Were the rabbis simply afflicted with misogyny? Or does this reflect an exaggerated fear of female sexuality—the idea that every encounter between the sexes inevitably carries sexual overtones. Needless to say, this is no entire untrue; the question is whether strict social separation is not “throwing out the baby with the bathwater.” We moderns prefer to deal with the problem by internal controls; some Haredim would doubtless suggest that we are less than successful. Or is it rather a matter of women not studying Torah, and therefore not having anything of value to say? Again, in our generation there are increasing numbers of women who too study and are even learned in Torah, suggesting that they have much to contribute to the overall discourse—and it is good that this is so.

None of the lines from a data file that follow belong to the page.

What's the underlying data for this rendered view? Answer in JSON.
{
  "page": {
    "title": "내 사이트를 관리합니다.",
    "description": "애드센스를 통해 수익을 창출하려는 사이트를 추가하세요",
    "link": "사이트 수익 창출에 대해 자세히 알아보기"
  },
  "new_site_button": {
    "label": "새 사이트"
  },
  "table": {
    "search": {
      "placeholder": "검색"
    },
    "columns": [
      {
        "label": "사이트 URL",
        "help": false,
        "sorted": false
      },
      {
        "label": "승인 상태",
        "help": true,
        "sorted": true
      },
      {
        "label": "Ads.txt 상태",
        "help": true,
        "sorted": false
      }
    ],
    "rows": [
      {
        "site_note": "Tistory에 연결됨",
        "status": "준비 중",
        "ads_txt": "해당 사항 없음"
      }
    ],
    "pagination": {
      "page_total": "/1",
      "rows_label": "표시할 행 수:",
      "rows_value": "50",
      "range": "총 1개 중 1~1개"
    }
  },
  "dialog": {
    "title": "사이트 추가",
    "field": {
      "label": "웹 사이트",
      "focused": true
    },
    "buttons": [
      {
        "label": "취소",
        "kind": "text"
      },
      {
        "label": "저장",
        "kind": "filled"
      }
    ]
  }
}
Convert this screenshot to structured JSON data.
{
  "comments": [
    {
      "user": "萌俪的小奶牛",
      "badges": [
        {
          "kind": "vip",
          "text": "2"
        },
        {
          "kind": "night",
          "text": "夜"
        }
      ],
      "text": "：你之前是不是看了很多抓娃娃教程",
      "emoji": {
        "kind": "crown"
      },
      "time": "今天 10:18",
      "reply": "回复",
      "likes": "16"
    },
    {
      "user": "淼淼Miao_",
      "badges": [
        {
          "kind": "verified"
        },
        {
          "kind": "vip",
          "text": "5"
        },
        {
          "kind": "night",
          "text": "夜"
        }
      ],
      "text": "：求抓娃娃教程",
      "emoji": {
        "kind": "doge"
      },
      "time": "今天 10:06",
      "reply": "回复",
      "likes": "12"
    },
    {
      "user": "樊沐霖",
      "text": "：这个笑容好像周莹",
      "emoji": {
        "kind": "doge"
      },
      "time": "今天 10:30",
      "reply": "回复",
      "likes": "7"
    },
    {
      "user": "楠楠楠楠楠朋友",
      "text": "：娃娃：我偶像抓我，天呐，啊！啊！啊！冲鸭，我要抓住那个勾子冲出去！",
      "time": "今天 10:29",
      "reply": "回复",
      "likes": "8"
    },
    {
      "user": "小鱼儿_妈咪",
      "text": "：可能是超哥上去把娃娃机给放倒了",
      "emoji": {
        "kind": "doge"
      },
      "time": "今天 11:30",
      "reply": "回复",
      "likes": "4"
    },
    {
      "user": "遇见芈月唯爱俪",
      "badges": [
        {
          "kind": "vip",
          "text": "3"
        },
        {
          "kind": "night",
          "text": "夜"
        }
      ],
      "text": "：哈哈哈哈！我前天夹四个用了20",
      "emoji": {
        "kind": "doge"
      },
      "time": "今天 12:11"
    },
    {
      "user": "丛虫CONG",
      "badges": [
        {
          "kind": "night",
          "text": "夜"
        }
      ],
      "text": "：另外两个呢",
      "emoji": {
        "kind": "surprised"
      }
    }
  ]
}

But I must conclude by defending our Sages, and not leaving them simply as woman-hating primitives. First, that in their time the role and situation of the two sexes was so different that excessive mingling did present certain dangers. Second, even in our own day, notwithstanding “unisex” and egalitarianism and liberation and the like, there is such a thing as conversation among each gender by themselves, which is certainly of a very different tenor, and in many ways far more comfortable and easy, than that of mixed groups—which is, of course, not to exclude the validity of the latter. And these matters deserve much more extensive discussion than I can give them now.